Most people recognise that jumpy feeling when they're startled, and fish are no different. Caught by surprise, they react in one of two ways, either curling round into a C shape to make a quick get away, or sweeping into an S with a tail flick to flee. The C-start is so predictable that it has become a standard of motor neural control, with a single neuron triggering the response. Everyone thought that the S response was just a variation on the C theme, with an extra flick of the tail. But when Melina Hale started measuring muscle activity while startling the fish into an S-start, she realised that the fish were using a different neural circuit to the C-start(p. 2005), making the S-start very intriguing from her `comparative' perspective.

When Hale began this study, the neural control of C- and S-starts seemed to be pretty well understood. Catch a fish off guard, and the Mauthner neuron in the brain fires a single action potential that forces all the muscles down one side of the fish to contract abruptly, bending the fish's body into a C shape. It seemed natural to assume that the same neural controls were driving the S-start, while the tail drifted passively to convert the C into an S.

But fish don't keep these rapid reactions just for making a fast get away;they also use them for ambushing prey. Hale wondered whether the neural controls behind the feeding response were the same as the escape response.
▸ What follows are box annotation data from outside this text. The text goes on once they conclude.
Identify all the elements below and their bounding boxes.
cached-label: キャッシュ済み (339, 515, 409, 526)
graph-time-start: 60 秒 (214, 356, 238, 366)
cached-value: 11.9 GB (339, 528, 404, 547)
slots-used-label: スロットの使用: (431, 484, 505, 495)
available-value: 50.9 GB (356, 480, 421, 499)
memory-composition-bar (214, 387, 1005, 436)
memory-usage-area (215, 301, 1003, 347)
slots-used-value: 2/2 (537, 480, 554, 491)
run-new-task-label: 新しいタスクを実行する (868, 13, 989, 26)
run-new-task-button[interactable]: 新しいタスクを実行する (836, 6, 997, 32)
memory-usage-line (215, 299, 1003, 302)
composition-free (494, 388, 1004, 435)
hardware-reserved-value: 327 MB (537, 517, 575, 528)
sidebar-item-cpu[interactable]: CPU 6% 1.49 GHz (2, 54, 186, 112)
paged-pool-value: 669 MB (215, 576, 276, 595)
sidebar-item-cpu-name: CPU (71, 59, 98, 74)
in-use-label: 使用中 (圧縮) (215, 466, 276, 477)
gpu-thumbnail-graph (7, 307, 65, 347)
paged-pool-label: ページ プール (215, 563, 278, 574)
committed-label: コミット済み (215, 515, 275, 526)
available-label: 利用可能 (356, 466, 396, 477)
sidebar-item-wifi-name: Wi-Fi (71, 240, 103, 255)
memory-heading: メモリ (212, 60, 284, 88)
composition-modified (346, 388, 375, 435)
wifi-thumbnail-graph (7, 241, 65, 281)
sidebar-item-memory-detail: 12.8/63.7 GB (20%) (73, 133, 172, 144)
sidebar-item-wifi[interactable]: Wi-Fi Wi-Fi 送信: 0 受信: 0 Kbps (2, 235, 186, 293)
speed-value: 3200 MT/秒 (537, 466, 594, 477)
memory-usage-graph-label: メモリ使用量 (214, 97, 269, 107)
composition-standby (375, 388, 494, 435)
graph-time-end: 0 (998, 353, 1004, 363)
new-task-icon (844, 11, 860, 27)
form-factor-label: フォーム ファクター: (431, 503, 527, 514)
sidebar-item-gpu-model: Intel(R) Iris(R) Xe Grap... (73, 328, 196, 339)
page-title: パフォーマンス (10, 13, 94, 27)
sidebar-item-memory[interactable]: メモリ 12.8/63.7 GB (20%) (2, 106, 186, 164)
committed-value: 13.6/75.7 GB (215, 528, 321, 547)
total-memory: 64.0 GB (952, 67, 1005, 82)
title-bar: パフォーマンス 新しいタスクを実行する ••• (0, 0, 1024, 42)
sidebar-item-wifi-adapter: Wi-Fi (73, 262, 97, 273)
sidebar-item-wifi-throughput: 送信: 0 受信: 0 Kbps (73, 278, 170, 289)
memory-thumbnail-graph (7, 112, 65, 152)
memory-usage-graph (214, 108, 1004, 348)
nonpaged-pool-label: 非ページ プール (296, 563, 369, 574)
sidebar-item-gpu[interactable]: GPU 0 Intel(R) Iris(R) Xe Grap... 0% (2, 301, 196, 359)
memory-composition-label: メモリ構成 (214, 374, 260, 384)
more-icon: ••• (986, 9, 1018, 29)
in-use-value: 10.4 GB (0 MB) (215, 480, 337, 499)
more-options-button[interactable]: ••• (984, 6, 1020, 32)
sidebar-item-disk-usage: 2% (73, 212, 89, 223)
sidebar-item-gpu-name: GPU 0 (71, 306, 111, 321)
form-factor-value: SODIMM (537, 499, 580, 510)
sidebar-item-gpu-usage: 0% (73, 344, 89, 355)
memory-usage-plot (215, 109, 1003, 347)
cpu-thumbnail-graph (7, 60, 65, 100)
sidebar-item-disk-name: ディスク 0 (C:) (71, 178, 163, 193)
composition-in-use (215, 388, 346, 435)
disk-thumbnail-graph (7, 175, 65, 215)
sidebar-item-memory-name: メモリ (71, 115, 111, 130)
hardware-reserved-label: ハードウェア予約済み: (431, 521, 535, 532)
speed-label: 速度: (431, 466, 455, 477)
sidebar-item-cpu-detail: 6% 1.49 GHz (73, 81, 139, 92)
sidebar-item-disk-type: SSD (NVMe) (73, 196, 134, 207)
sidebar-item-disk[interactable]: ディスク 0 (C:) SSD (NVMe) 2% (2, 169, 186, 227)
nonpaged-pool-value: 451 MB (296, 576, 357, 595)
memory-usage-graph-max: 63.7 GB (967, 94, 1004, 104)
Because it isn't easy to directly measure neural activity as the fish spring into action, she recorded muscle activity in the hope that it might tell her whether there were differences in the neural control of feeding versus fleeing.

Hale fitted electromyography electrodes to a fish that could happily twist into S and C shapes, ready to start collecting data. But as soon as the fish recovered from surgery, she noticed something was wrong. The fish wouldn't feed with the electrodes in place, so she couldn't test the difference between feeding and startle responses. But the fish still produced C and S starts when she started them, so she changed direction and decided to compare both startle responses directly. After collected EMG data for C and S startle responses Hale realised that they were completely different! Maybe there was more to the S start than she had thought.

Using a high-speed camera, she began filming the fish as she measured their muscle activity so that she could accurately correlate each muscular spasm with the fish's movements. Instead of seeing a single massive contraction down one side of the fish, she measured contractions on both sides. Hale knew that it was unlikely that the Mauthner neuron could trigger a response like this. Some other neural circuit was responsible for this behaviour. Hale remembers that this was `incredibly exciting'. She realised that her discovery allows her to do the ultimate comparative analysis as the S-start provides a simple system to compare to the model C-start neural circuit.

Ultimately, the goal is to identify the nerves involved in the S-start circuit. Meanwhile, Hale is optimistic that some well-known neurons could turn up in the circuit, but the Mauthner neuron probably won't.